Inflammatory Th17 Cells Express Integrin α(v)β(3) for Pathogenic Function

Inerleukin-23 (IL-23) is required for inflammatory Th17 cell function in experimental autoimmune encephalomyelitis (EAE), and IL-23 blockade reduces the number of effector Th17 cells in the CNS. We report that pro-inflammatory Th17 cells express high integrin β(3) that is IL-23 dependent. Integrin β(3) was not upregulated on all activated T cells; rather, integrin β(3) was upregulated along with its functional partner integrin αv on effector Th17 cells and “ex-Th17” cells, and αvβ(3)(hi) RORγt(+) cells expanded during EAE. Integrin αvβ(3) inhibitors ameliorated clinical signs of EAE, and integrin β(3) deficiency on CD4(+) T cells alone was sufficient to block EAE induction.
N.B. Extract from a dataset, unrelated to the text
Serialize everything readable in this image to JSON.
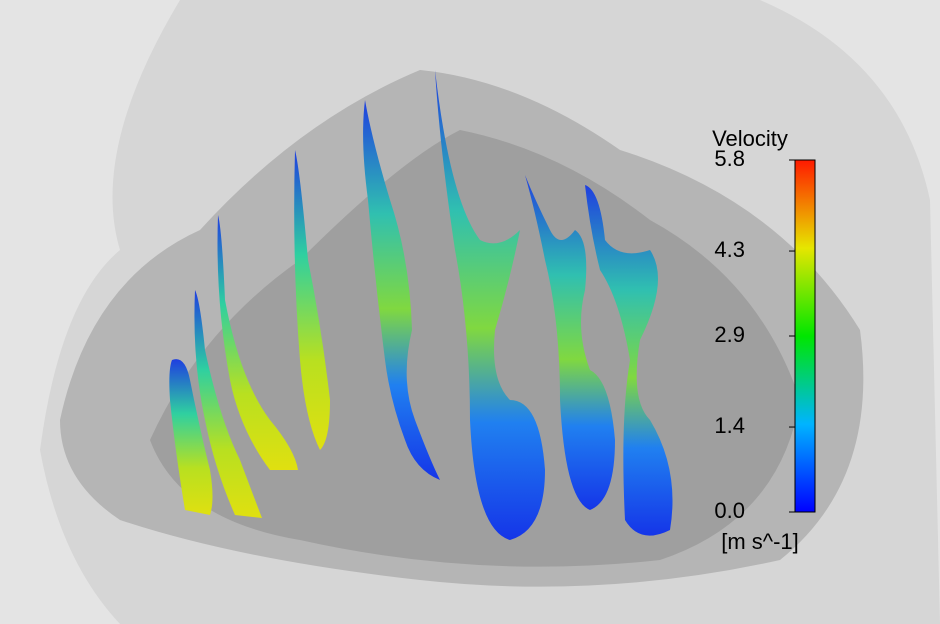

Furthermore, integrin-β(3)-deficient Th17 cells, but not Th1 cells, were impaired in their ability to induce EAE. Integrin β(3)(−/−) T cells induced smaller demyelinated lesions and showed reduced spread and accumulation within the CNS, corresponding with impaired extracellular-matrix-mediated migration. Hence, integrin β(3) is required for Th17 cell-mediated autoimmune CNS inflammation.